Stormbringer.at: Ihr seid jetzt wirklich schon lange auf Tour obwohl das letzte Album schon vor über einem Jahr veröffentlicht wurde. Wie gestaltet ihr ein Set für eine Tour ohne Album, dass erst ein paar Wochen alt ist? Bevorzugt ihr die neuen Songs, oder die, die euch einfach am meisten bedeuten oder am meisten Spaß machen zu spielen?

Zach: Es gibt Songs die man auf jeden Fall spielen muss. Die Leute kommen um deine Band zu sehen und zahlen dafür und sie erwarten eben auch gewisse Songs. Da gibt es wirklich Songs, die wir schon so oft gespielt haben, dass wir sie eigentlich erstmal nicht mehr spielen möchten, es gibt die Neuen oder die, die man nicht oft genug spielen kann.
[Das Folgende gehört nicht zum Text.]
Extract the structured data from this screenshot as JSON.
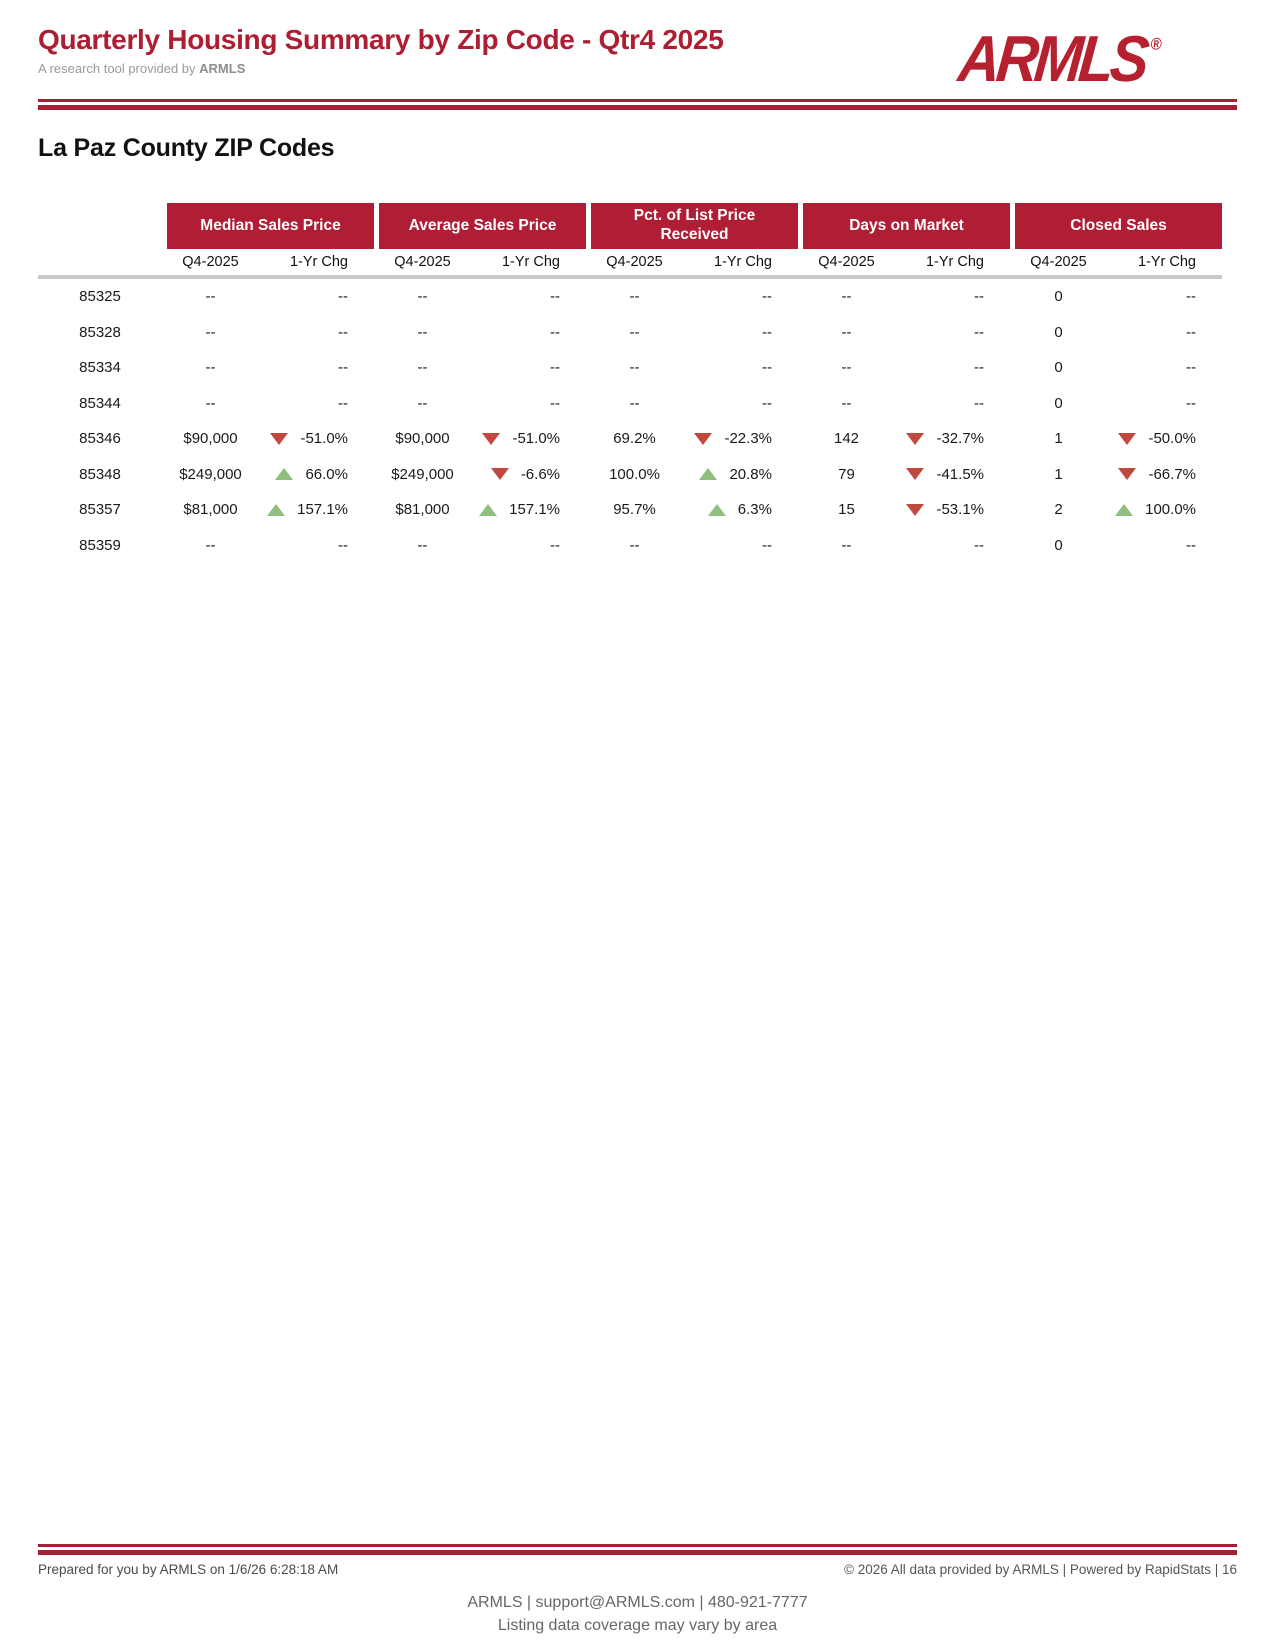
{
  "header": {
    "title": "Quarterly Housing Summary by Zip Code - Qtr4 2025",
    "subtitle_prefix": "A research tool provided by ",
    "subtitle_brand": "ARMLS",
    "logo_text": "ARMLS",
    "logo_registered_mark": "®"
  },
  "section_title": "La Paz County ZIP Codes",
  "colors": {
    "brand_red": "#AE1E32",
    "band_red": "#B01E35",
    "rule_red": "#A32035",
    "divider_gray": "#C9C9C9",
    "trend_up_green": "#8FBE7D",
    "trend_down_red": "#C1483F"
  },
  "icons": {
    "trend_up": "trend-up-icon",
    "trend_down": "trend-down-icon"
  },
  "table": {
    "column_groups": [
      "Median Sales Price",
      "Average Sales Price",
      "Pct. of List Price Received",
      "Days on Market",
      "Closed Sales"
    ],
    "subheaders": {
      "period": "Q4-2025",
      "change": "1-Yr Chg"
    },
    "no_data_placeholder": "--",
    "rows": [
      {
        "zip": "85325",
        "groups": [
          {
            "q4": "--",
            "chg": "--",
            "trend": null
          },
          {
            "q4": "--",
            "chg": "--",
            "trend": null
          },
          {
            "q4": "--",
            "chg": "--",
            "trend": null
          },
          {
            "q4": "--",
            "chg": "--",
            "trend": null
          },
          {
            "q4": "0",
            "chg": "--",
            "trend": null
          }
        ]
      },
      {
        "zip": "85328",
        "groups": [
          {
            "q4": "--",
            "chg": "--",
            "trend": null
          },
          {
            "q4": "--",
            "chg": "--",
            "trend": null
          },
          {
            "q4": "--",
            "chg": "--",
            "trend": null
          },
          {
            "q4": "--",
            "chg": "--",
            "trend": null
          },
          {
            "q4": "0",
            "chg": "--",
            "trend": null
          }
        ]
      },
      {
        "zip": "85334",
        "groups": [
          {
            "q4": "--",
            "chg": "--",
            "trend": null
          },
          {
            "q4": "--",
            "chg": "--",
            "trend": null
          },
          {
            "q4": "--",
            "chg": "--",
            "trend": null
          },
          {
            "q4": "--",
            "chg": "--",
            "trend": null
          },
          {
            "q4": "0",
            "chg": "--",
            "trend": null
          }
        ]
      },
      {
        "zip": "85344",
        "groups": [
          {
            "q4": "--",
            "chg": "--",
            "trend": null
          },
          {
            "q4": "--",
            "chg": "--",
            "trend": null
          },
          {
            "q4": "--",
            "chg": "--",
            "trend": null
          },
          {
            "q4": "--",
            "chg": "--",
            "trend": null
          },
          {
            "q4": "0",
            "chg": "--",
            "trend": null
          }
        ]
      },
      {
        "zip": "85346",
        "groups": [
          {
            "q4": "$90,000",
            "chg": "-51.0%",
            "trend": "down"
          },
          {
            "q4": "$90,000",
            "chg": "-51.0%",
            "trend": "down"
          },
          {
            "q4": "69.2%",
            "chg": "-22.3%",
            "trend": "down"
          },
          {
            "q4": "142",
            "chg": "-32.7%",
            "trend": "down"
          },
          {
            "q4": "1",
            "chg": "-50.0%",
            "trend": "down"
          }
        ]
      },
      {
        "zip": "85348",
        "groups": [
          {
            "q4": "$249,000",
            "chg": "66.0%",
            "trend": "up"
          },
          {
            "q4": "$249,000",
            "chg": "-6.6%",
            "trend": "down"
          },
          {
            "q4": "100.0%",
            "chg": "20.8%",
            "trend": "up"
          },
          {
            "q4": "79",
            "chg": "-41.5%",
            "trend": "down"
          },
          {
            "q4": "1",
            "chg": "-66.7%",
            "trend": "down"
          }
        ]
      },
      {
        "zip": "85357",
        "groups": [
          {
            "q4": "$81,000",
            "chg": "157.1%",
            "trend": "up"
          },
          {
            "q4": "$81,000",
            "chg": "157.1%",
            "trend": "up"
          },
          {
            "q4": "95.7%",
            "chg": "6.3%",
            "trend": "up"
          },
          {
            "q4": "15",
            "chg": "-53.1%",
            "trend": "down"
          },
          {
            "q4": "2",
            "chg": "100.0%",
            "trend": "up"
          }
        ]
      },
      {
        "zip": "85359",
        "groups": [
          {
            "q4": "--",
            "chg": "--",
            "trend": null
          },
          {
            "q4": "--",
            "chg": "--",
            "trend": null
          },
          {
            "q4": "--",
            "chg": "--",
            "trend": null
          },
          {
            "q4": "--",
            "chg": "--",
            "trend": null
          },
          {
            "q4": "0",
            "chg": "--",
            "trend": null
          }
        ]
      }
    ]
  },
  "footer": {
    "prepared": "Prepared for you by ARMLS on 1/6/26 6:28:18 AM",
    "copyright": "© 2026 All data provided by ARMLS | Powered by RapidStats  | 16",
    "contact": "ARMLS | support@ARMLS.com | 480-921-7777",
    "coverage_note": "Listing data coverage may vary by area"
  }
}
Aber was wir zum Beispiel nie mochten war es, auf Konzerte unserer Lieblingsbands zu gehen und die spielen dann nur die Songs vom neusten Album - das macht irgendwie keinen Spaß. Wir spielen nie mehr als zwei oder drei Songs vom letzten Album. Heute werden wir zum Beispiel zwei Songs von The Black Market spielen und in der ganzen Zeit die wir mit dem Album unterwegs waren haben wir auch immer nur höchstens drei oder vier Songs davon gespielt. Die Bands gibt’s jetzt seit 15 Jahren, dementsprechend viele Songs gibt es, die wir spielen könnten. Aber man kann eben nie alle spielen, nicht einmal die Hälfte. Natürlich könnten wir länger spielen, aber selbst ich möchte keine zwei Stunden lange Show einer Band sehen – auch nicht von meiner Lieblingsband. Es ist eine knifflige Sache, man versucht alte Songs, für die wirklichen Fans die uns seit Jahren kennen, dann die bekanntesten Songs wie „Ready To Fall“, „Prayer Of The Refugee“, „Savior“ und so weiter. Aber diese Mischung macht uns auch unglaublich viel Spaß.